Guatemala, Thailand, and Paraguay had the highest proportion of estimated annual deaths from wildfire smoke.
Wildfire smoke causes more than 33,000 deaths a year across 43 countries, according to a new global study.
While previous studies estimated premature deaths from wildfires in a specific country or region, authors of a study published Wednesday in Lancet Planetary Health say this is the most comprehensive assessment to-date of global wildfire mortality. The findings come as the smoke from yet another season of record-breaking wildfires in the Northern Hemisphere impacts air quality hundreds of miles away from burn areas.

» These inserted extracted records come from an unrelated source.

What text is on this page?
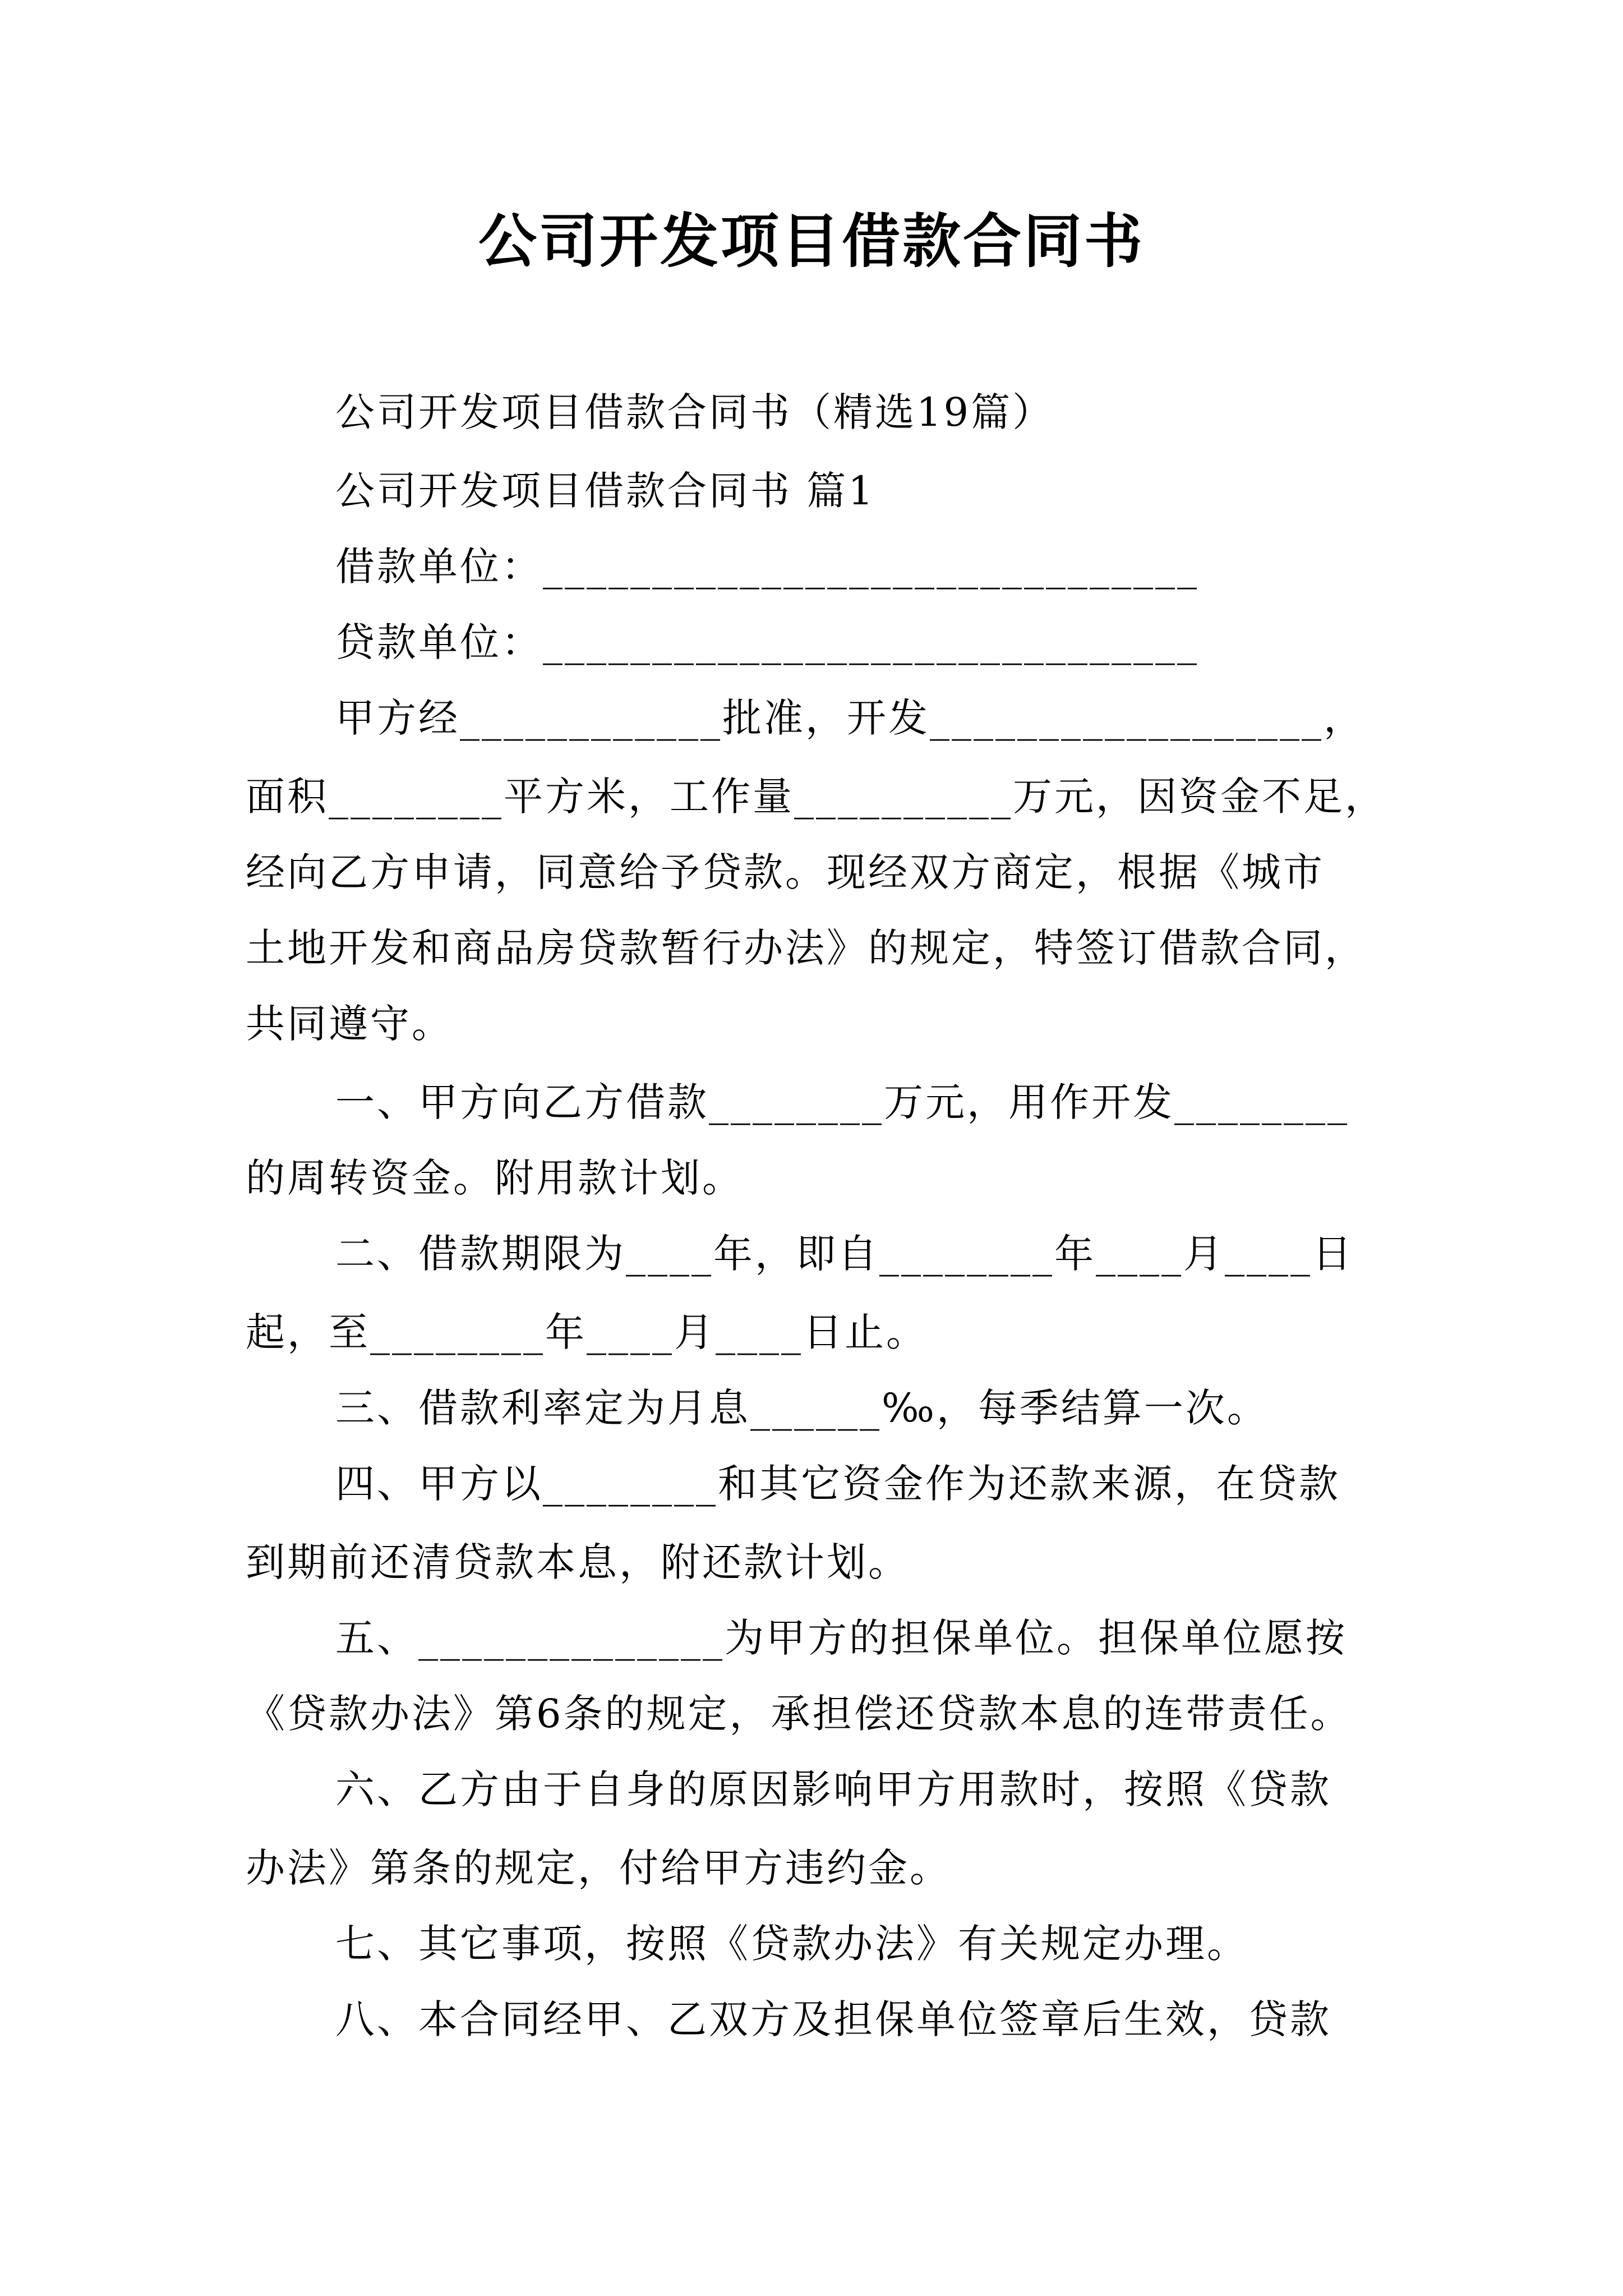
公司开发项目借款合同书
公司开发项目借款合同书（精选19篇）
公司开发项目借款合同书 篇1
借款单位：______________________________
贷款单位：______________________________
甲方经____________批准，开发__________________，
面积________平方米，工作量__________万元，因资金不足，
经向乙方申请，同意给予贷款。现经双方商定，根据《城市
土地开发和商品房贷款暂行办法》的规定，特签订借款合同，
共同遵守。
一、甲方向乙方借款________万元，用作开发________
的周转资金。附用款计划。
二、借款期限为____年，即自________年____月____日
起，至________年____月____日止。
三、借款利率定为月息______‰，每季结算一次。
四、甲方以________和其它资金作为还款来源，在贷款
到期前还清贷款本息，附还款计划。
五、______________为甲方的担保单位。担保单位愿按
《贷款办法》第6条的规定，承担偿还贷款本息的连带责任。
六、乙方由于自身的原因影响甲方用款时，按照《贷款
办法》第条的规定，付给甲方违约金。
七、其它事项，按照《贷款办法》有关规定办理。
八、本合同经甲、乙双方及担保单位签章后生效，贷款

"Policy makers and public health professionals should raise awareness of wildfire pollution to guide prompt public responses and take actions to reduce exposure," write the study authors.
The study authors first estimated daily fine particulate matter (PM 2.5) concentration using a combination of machine learning, ground measurements, weather conditions, and chemical transport models. They then cross-referenced those pollution levels with data on more than 65 million deaths from 2000-2016 across 749 cities in 43 countries to get city-specific death estimates from wildfires.
They found that short-term exposure to wildfire PM 2.5 pollution caused, on average, 33,150 deaths a year in the countries looked at in the study, with an estimated 6,993 cardiovascular deaths and 3,503 respiratory-related deaths a year.
Of the countries studied, Guatemala had the highest proportion of estimated deaths from wildfire smoke, followed by Thailand and Paraguay. The authors note that all the mortality data used in the study comes from cities, and that the study is not a comprehensive look at global mortality; for example, although wildfires have burned more than 40 million acres in Siberia this summer, no Russian cities were included in the study.
Far-reaching impacts of wildfires
Wildfire approaching South Lake Tahoe, September 1, 2021. (Credit: The National Guard/flickr)
Lead author Yuming Guo, professor of global environmental health and biostatistics at Monash University, told EHN that he was surprised to see that citizens from certain countries that don't have frequent wildfires, like France and Germany, were still harmed from wildfire smoke.
PM 2.5 refers to particles that are 2.5 microns or smaller in diameter—for reference, a human hair is about 70 microns wide. Because of their small size, these fine particles can travel deep into the lungs, where they can damage airways and enter the bloodstream. Children, infants, older adults and people who already have heart and lung conditions are especially at-risk from PM 2.5 pollution.
While wildfires are far from the only source of PM 2.5 pollution in cities, the study authors found that PM 2.5 exposure from wildfires was more deadly, and longer-lasting, than fine particle pollution from other urban sources. They suspect that's in part because of the chemical makeup and smaller size of the particles in wildfire smoke.
Wildfire smoke also contributes to suicide, diabetes, renal diseases, and other conditions, said Guo. The study authors suggest that future research should look at the mortality data by age, sex, and other factors to better understand who is most vulnerable.
Climate change is worsening wildfires by making wildfire-prone parts of the world, like California and Australia, hotter and drier.